On avait un peu oublié la particule de Majorana, qui restait un objet purement théorique jusqu’à la fin du siècle dernier. D’ailleurs, il ne s’agissait même pas d’une particule à proprement parler mais de ce que les physiciens appellent une « quasi-particule », un objet qui se rattache à un phénomène collectif, un peu comme une ola dans un stade de football. Or, voilà qu’en 2000, Alexei Kitaev, physicien russo-américain installé en Californie, alors chercheur chez Microsoft, a lancé l’idée que cette licorne du bestiaire quantique pourrait servir de support à des qubits, des bits d’information quantique. Kitaev a même démontré que des quasi-particules de Majorana localisées aux extrémités d’un câble pourraient créer un qubit « topologiquement protégé », autrement dit un bit d’information quantique assez stable. En somme, le Graal de l’ordinateur quantique.
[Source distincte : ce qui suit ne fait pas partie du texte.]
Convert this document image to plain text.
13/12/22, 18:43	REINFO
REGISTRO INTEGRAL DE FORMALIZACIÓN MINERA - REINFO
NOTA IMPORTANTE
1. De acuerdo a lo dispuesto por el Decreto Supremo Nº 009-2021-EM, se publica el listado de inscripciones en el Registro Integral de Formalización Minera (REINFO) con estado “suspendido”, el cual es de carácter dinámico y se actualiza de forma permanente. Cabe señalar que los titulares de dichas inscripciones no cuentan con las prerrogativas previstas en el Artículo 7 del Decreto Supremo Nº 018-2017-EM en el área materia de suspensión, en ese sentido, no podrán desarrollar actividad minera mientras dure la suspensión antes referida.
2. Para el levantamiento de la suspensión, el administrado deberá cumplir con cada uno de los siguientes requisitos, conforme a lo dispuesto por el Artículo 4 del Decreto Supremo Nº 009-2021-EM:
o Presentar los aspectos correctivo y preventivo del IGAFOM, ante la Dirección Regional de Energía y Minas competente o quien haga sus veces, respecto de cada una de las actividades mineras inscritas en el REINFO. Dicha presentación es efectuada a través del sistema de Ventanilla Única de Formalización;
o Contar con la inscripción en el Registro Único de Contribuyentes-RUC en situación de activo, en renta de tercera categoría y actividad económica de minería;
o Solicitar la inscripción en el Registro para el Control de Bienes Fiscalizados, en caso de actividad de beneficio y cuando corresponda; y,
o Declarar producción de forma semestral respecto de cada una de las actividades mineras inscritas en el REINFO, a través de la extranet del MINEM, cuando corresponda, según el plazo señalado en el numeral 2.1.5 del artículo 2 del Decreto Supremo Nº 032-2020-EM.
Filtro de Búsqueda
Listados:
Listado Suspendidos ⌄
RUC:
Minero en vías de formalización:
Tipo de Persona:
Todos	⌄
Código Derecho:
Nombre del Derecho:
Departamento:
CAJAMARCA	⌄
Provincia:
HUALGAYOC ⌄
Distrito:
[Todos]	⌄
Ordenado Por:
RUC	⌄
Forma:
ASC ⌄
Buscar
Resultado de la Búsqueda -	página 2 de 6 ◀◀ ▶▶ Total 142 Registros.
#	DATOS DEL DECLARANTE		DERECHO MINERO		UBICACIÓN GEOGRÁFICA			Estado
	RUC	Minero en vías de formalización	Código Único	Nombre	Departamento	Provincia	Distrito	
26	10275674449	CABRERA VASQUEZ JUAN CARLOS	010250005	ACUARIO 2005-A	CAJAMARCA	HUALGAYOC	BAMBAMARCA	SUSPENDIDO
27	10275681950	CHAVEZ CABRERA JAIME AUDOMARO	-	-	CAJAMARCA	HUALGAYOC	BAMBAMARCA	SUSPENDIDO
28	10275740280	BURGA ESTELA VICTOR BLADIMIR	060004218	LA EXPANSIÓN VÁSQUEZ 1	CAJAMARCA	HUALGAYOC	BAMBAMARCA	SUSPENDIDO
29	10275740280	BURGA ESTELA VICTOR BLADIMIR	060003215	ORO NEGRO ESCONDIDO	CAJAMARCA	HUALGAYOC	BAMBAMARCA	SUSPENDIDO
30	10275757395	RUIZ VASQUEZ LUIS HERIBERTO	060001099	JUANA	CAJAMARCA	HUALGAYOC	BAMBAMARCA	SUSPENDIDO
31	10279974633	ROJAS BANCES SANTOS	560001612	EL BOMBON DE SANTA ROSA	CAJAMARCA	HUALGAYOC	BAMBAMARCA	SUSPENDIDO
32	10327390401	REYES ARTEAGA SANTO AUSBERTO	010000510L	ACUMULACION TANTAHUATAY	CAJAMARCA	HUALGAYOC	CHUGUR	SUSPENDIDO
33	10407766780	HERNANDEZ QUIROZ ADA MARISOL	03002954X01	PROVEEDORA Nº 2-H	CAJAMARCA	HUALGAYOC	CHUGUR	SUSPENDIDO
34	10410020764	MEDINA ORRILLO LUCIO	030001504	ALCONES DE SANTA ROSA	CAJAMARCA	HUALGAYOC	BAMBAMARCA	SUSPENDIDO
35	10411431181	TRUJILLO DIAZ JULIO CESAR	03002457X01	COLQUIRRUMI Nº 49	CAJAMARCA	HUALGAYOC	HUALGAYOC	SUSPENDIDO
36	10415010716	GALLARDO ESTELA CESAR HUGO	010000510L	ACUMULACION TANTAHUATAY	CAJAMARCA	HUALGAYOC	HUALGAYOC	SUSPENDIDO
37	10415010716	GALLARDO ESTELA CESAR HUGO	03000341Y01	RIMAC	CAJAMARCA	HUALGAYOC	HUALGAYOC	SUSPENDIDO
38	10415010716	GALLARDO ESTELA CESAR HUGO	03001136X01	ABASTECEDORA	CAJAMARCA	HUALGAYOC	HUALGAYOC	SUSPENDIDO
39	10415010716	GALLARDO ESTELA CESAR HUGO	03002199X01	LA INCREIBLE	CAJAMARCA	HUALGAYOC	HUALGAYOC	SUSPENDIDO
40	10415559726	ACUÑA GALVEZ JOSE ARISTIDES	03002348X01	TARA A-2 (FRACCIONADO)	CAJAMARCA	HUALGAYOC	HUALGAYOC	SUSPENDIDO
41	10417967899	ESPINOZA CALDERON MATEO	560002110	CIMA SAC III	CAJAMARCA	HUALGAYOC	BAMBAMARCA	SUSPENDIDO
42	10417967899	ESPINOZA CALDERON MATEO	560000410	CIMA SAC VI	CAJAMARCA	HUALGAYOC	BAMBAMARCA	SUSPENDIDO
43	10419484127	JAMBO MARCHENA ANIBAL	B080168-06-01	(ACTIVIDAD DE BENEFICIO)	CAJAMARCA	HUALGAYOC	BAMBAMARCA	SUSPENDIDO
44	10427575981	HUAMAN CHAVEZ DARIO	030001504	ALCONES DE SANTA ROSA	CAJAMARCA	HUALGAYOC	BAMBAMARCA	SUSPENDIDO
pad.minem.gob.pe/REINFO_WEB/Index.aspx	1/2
Quelques années plus tard, d’autres chercheurs de Station Q, le laboratoire de Microsoft, ont publié des travaux confirmant l’intérêt de la quasi-particule de Majorana. Seul problème : à l’époque, on ne savait toujours pas si cette fameuse quasi-particule existait réellement, ou si ce n’était qu’une élucubration théorique.
C’est là qu’entrent en scène le QuTech et l’un de ses chercheurs, Leo Kouwenhoven, qui dirige une petite équipe d’expérimentateurs chevronnés. Avec Charles Marcus, ils ont élaboré un test expérimental pour détecter la « signature » d’une quasi-particule de Majorana. En 2012, Kouwenhoven et son équipe ont publié dans Science les résultats d’une expérience avec des « nano-câbles » (des fils conducteurs extrêmement fins) connectés à une électrode supraconductrice, expérience qui démontrait l’existence de quasi-particules de Majorana. Marcus et ses collègues sont en train d’étudier ces quasi-particules pour voir comment elles pourraient permettre de réaliser des mémoires quantiques fiables.
Cette recherche est encore conduite de manière ouverte, avec des publications internationales et des colloques au cours desquels les chercheurs exposent l’avancement des travaux en toute liberté. « Mais le jeu ouvert ne durera pas jusqu’à la fin, reconnaît Charles Marcus. Il faudra une société privée pour mener le projet de l’ordinateur quantique à son terme. Google et les autres ne font pas ça pour la gloire, ils le font pour en tirer des bénéfices. Je pense que d’ici 5-10 ans on verra les premiers prototypes d’ordinateurs quantiques dignes de ce nom. Alors, les sociétés feront des évaluations séparées et sélectionneront des voies différentes pour aboutir à un produit commercialisable. »
Une société européenne pourrait-elle émerger dans ce concert dominé par les géants américains ? « Aucune grande société européenne n’est aussi avancée que les firmes américaines, poursuit Marcus. Il faudrait que l’Europe se réveille ». Pour la technologie quantique comme en de nombreux autres domaines, le Vieux Continent peine à s’engager dans les mouvements de l’histoire.